The Role of Professional Services in a SaaS Business

I love to create reductionist mission statements for various departments in a company.  These are designed to be ultra-compact and potentially provocative.  My two favorite examples thus far:

I like to make them based on real-life situations, e.g., when someone running a department seems confused about the real purpose of their team.

For example, some police-oriented HR departments seem to think their mission is protect employees from management.  Think: “Freeze, you can’t send an email like that; put your hands in the air and step away from the keyboard!”

I think otherwise. If the HR team conceptualizes itself as “helping managers manage,” it will be more positively focused, help deliver better results, and be a better business partner — all while protecting employees from bad managers (after all, mistreating employees is bad management).

Over the past year, I’ve developed one of these pithy mission statements for professional services, also known as consulting, the (typically billable) experts employed by a software company who work with customers on implementations after the sale:

Professional services exists to maximize ARR while not losing money.

Maximizing ARR surprises some people.  Why say that in the context of professional services?  Sales brings in new ARR.  Customer Success (or Customers for Life) is reponsible for the maintenance and expansion of existing ARR.  Where does professional services fit in?  Shouldn’t they exist to drive successful implementations or to achieve services revenue targets?  Yes, but that’s actually secondary to the primary mission.
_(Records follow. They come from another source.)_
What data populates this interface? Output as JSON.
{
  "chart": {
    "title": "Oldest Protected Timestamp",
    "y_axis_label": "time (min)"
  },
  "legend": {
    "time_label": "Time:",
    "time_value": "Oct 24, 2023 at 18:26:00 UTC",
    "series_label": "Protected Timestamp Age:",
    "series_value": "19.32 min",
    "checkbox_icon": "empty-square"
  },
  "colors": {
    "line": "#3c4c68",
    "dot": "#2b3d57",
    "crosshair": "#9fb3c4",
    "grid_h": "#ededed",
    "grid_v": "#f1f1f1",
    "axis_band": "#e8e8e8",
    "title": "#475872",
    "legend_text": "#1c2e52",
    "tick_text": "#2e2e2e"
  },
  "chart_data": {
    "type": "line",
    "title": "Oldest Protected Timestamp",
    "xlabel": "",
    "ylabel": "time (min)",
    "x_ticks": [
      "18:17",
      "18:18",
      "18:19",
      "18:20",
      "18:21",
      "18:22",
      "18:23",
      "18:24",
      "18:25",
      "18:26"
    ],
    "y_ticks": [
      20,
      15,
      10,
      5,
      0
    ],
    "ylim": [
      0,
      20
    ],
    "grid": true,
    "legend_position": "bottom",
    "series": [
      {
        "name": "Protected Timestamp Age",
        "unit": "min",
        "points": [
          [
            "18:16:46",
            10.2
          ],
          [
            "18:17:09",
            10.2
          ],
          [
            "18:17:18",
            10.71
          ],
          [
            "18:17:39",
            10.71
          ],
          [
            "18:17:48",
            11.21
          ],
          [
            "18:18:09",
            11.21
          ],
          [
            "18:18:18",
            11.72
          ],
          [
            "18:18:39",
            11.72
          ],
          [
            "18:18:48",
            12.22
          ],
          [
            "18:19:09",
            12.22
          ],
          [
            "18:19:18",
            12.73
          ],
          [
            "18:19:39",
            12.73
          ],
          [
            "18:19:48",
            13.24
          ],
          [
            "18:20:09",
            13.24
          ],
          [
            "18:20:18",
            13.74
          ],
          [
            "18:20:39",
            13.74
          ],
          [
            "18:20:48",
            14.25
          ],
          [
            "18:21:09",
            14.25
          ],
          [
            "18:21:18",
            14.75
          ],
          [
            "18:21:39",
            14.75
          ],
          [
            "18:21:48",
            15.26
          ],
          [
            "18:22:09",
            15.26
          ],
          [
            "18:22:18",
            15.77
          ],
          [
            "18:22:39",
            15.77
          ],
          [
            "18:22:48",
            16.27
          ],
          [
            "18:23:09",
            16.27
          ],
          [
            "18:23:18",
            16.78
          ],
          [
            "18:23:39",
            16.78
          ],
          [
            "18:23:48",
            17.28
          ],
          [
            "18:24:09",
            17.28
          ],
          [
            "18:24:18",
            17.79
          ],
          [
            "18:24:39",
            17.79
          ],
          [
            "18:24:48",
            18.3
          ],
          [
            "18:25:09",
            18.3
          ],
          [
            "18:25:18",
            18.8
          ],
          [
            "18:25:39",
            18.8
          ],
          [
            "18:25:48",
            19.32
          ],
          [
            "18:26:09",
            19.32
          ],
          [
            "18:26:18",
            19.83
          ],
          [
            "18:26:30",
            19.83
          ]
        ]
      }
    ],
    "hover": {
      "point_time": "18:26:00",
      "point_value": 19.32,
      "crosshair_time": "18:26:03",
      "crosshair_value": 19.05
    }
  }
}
The point of a SaaS business is to maxmize enterprise value and that value is a function of ARR.  If you could maximize ARR without a professional services team then you wouldn’t have one at all (and some SaaS firms don’t).  But if you’re going to have a professional services team, then they — like everybody else — should be there to maximize ARR.  How does professional services help maximize ARR?  They:

  • Help drive new ARR by supporting sales — for example, working with sales to draft a statement of work and by building confidence that the company can solve the customer’s problem.  If you remember that customers buy “holes, not bits” you’ll know that a SaaS subscription, by itself, doesn’t solve any business problem.  The importance of the consultants who do the solution mapping is paramount.
  • Help preserve/expand existing ARR by supporting the Customer Success (aka, the Customers for Life) team, either by repairing blown implementations or by doing new or expanded implementations at existing customers.  This could entail anything from a “save” to a simple expansion, but either way, professional services is there maximizing ARR.
  • Help do both by enabling the partner ecosystem.  Professional services is key to enabling partners who can both provide quality implementation services for customers and who can extend the vendor’s reach through go-to-market partnering.
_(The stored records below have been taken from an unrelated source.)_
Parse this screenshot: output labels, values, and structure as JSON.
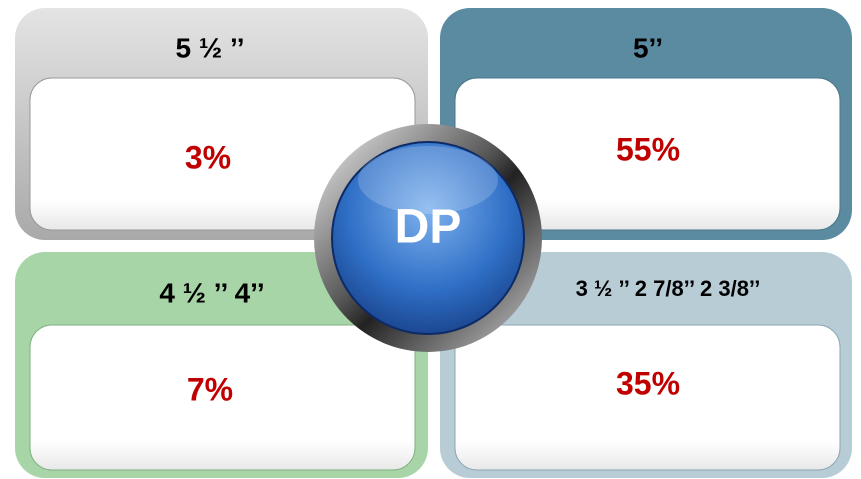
{
  "center": "DP",
  "quadrants": [
    {
      "title": "5 ½ ’’",
      "value": "3%"
    },
    {
      "title": "5’’",
      "value": "55%"
    },
    {
      "title": "4 ½ ’’ 4’’",
      "value": "7%"
    },
    {
      "title": "3 ½ ’’ 2 7/8’’ 2 3/8’’",
      "value": "35%"
    }
  ]
}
Or, as our SVP of Services says, “our role is to make happy customers.”

I prefer to say “maximize ARR without losing money” but we’re very much on the same page.  Let’s finish with the “not losing money” part.  In my opinion,

  • A typical on-premises software vendor drove 25% to 30% gross margins on professional services.  Those were the days of one big one-shot license fees and huge multi-million dollar implementations.  In those days, customers weren’t necessarily too happy but the services team had a strong “make money” aspect to its mission.
  • A typical SaaS vendor has negative 10% to 20% gross margins on services (and sometimes a lot more negative than that).  That’s because some vendors subsidize their ARR with free or heavily discounted services because ARR recurs whereas services do not.
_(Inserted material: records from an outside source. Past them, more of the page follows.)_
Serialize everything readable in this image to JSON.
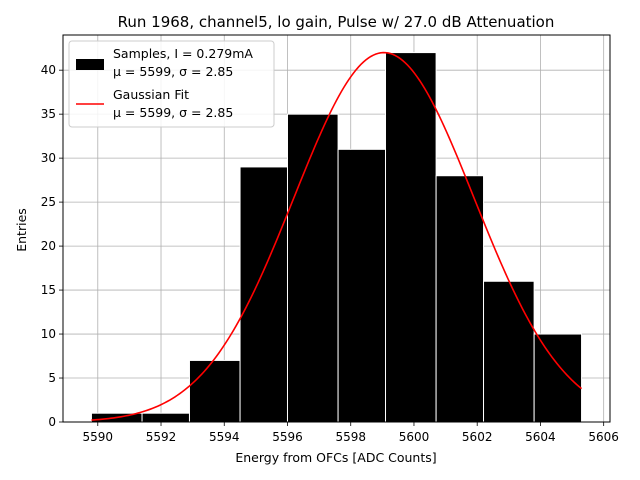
{
  "chart_data": {
    "type": "bar",
    "title": "Run 1968, channel5, lo gain, Pulse w/ 27.0 dB Attenuation",
    "xlabel": "Energy from OFCs [ADC Counts]",
    "ylabel": "Entries",
    "xlim": [
      5588.9,
      5606.2
    ],
    "ylim": [
      0,
      44
    ],
    "grid": true,
    "xticks": [
      5590,
      5592,
      5594,
      5596,
      5598,
      5600,
      5602,
      5604,
      5606
    ],
    "yticks": [
      0,
      5,
      10,
      15,
      20,
      25,
      30,
      35,
      40
    ],
    "histogram": {
      "name": "Samples, I = 0.279mA",
      "stats": "μ = 5599, σ = 2.85",
      "bin_edges": [
        5589.8,
        5591.4,
        5592.9,
        5594.5,
        5596.0,
        5597.6,
        5599.1,
        5600.7,
        5602.2,
        5603.8,
        5605.3
      ],
      "counts": [
        1,
        1,
        7,
        29,
        35,
        31,
        42,
        28,
        16,
        10
      ],
      "color": "#000000"
    },
    "fit": {
      "name": "Gaussian Fit",
      "stats": "μ = 5599, σ = 2.85",
      "mu": 5599.05,
      "sigma": 2.85,
      "amplitude": 42,
      "x_range": [
        5589.8,
        5605.3
      ],
      "color": "#ff0000"
    },
    "legend_position": "top-left"
  }
}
I believe that professional services has real value (e.g., I’ve worked with several amazing services teams) and that if you’re driving 0% to 5% gross margins with such a team that you are already supporting the ARR pool with discounted services (you could be running 25% to 30% margins).  Whether you make 0% or 10% doesn’t much matter — because it won’t to someone valuing your company — but I think it’s a mistake to shoot for the 30% margins of yore as well as a mistake to tolerate -50% margins and completely de-value your services.